Predictably, in the United States computer misuse is thought to be on the verge of creating a multi-billion-dollar business for lawyers.

One gay man is trying to sue an Internet provider because he contracted Aids from a lover he met through the Net.

In a report on "cyberliability' published today, the research group Incomes Data Services warns employees and employers to beware the legal pitfalls of computer misuse.

A casual e-mail can constitute a legally enforceable document. In one case, an agreement between a line manager and a subordinate over the payment of expenses was deemed to constitute a binding contract and the company was obliged to pay the agreed amount.

Robert Pullen, author of the research, warned against the risk of libelling colleagues through the use of e-mail. And he said employers should beware of the legal issues involved in monitoring e-mail correspondence and Internet use.

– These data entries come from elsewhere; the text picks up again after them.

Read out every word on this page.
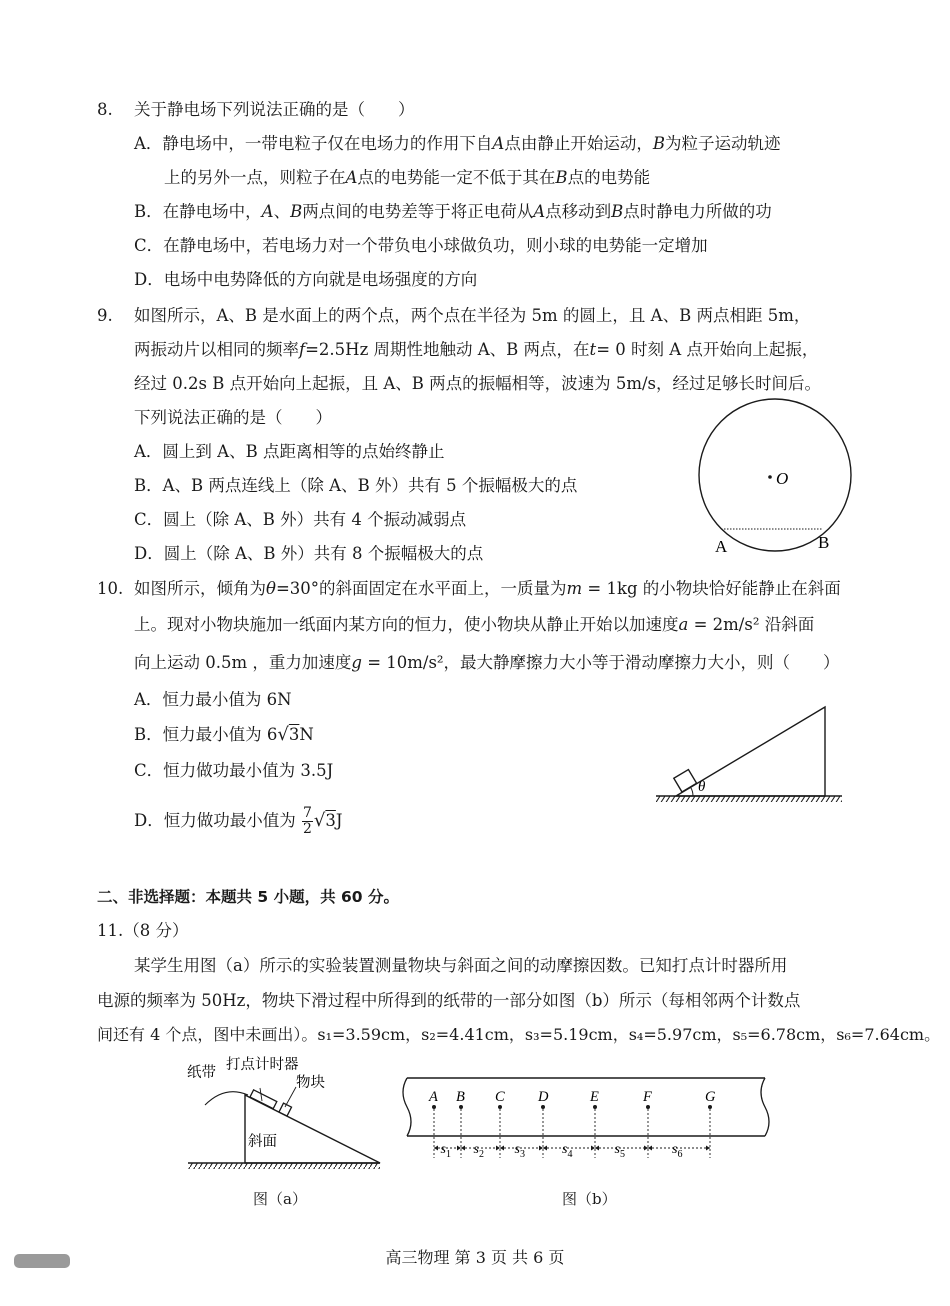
8. 关于静电场下列说法正确的是（　　）
A．静电场中，一带电粒子仅在电场力的作用下自A点由静止开始运动，B为粒子运动轨迹
上的另外一点，则粒子在A点的电势能一定不低于其在B点的电势能
B．在静电场中，A、B两点间的电势差等于将正电荷从A点移动到B点时静电力所做的功
C．在静电场中，若电场力对一个带负电小球做负功，则小球的电势能一定增加
D．电场中电势降低的方向就是电场强度的方向
9. 如图所示，A、B 是水面上的两个点，两个点在半径为 5m 的圆上，且 A、B 两点相距 5m，
两振动片以相同的频率f=2.5Hz 周期性地触动 A、B 两点，在t= 0 时刻 A 点开始向上起振，
经过 0.2s B 点开始向上起振，且 A、B 两点的振幅相等，波速为 5m/s，经过足够长时间后。
下列说法正确的是（　　）
A．圆上到 A、B 点距离相等的点始终静止
B．A、B 两点连线上（除 A、B 外）共有 5 个振幅极大的点
C．圆上（除 A、B 外）共有 4 个振动减弱点
D．圆上（除 A、B 外）共有 8 个振幅极大的点
O
A	B
10. 如图所示，倾角为θ=30°的斜面固定在水平面上，一质量为m = 1kg 的小物块恰好能静止在斜面
上。现对小物块施加一纸面内某方向的恒力，使小物块从静止开始以加速度a = 2m/s² 沿斜面
向上运动 0.5m ，重力加速度g = 10m/s²，最大静摩擦力大小等于滑动摩擦力大小，则（　　）
A．恒力最小值为 6N
B．恒力最小值为 6√3N
C．恒力做功最小值为 3.5J
D．恒力做功最小值为 $\frac{7}{2} √3J$
θ
二、非选择题：本题共 5 小题，共 60 分。
11.（8 分）
某学生用图（a）所示的实验装置测量物块与斜面之间的动摩擦因数。已知打点计时器所用
电源的频率为 50Hz，物块下滑过程中所得到的纸带的一部分如图（b）所示（每相邻两个计数点
间还有 4 个点，图中未画出）。s₁=3.59cm，s₂=4.41cm，s₃=5.19cm，s₄=5.97cm，s₅=6.78cm，s₆=7.64cm。
纸带 打点计时器
物块
斜面
图（a）
A B C D	E	F	G
$s_1$ $s_2$ $s_3$	$s_4$	$s_5$	$s_6$
图（b）
高三物理 第 3 页 共 6 页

Mr Pullen urged organisations to adopt carefully drafted policies to prevent employees and management straying into the "minefield of legal hazards" created by unfettered use of computers and electronic media.

"What is becoming clear is employers must take steps to deal with the problem of how to maximise the advantages which giving employees access to the Internet and e-mail can bring, while minimising the associated legal risks and practical hazards."

He said that enforcing a legally sound computer usage policy would do much to resolve the problem. "Such policies will not in themselves be sufficient to put the new cyberliability lawyers out of business, but they will definitely help to keep them at bay."

#Staff who browse the Internet for holidays, to help their children with homework, to search financial websites or send messages to friends are threatening office productivity.

A growing number of companies are banning staff from casual surfing or restricting Internet use by devices that flash warnings on to the screen if curious employees try to access prohibited sites.

Recent studies show workers could be wasting up to two hours a day on the Net. In a business with 1,000 staff, the cost of surfing could add up to nearly pounds 4m a year.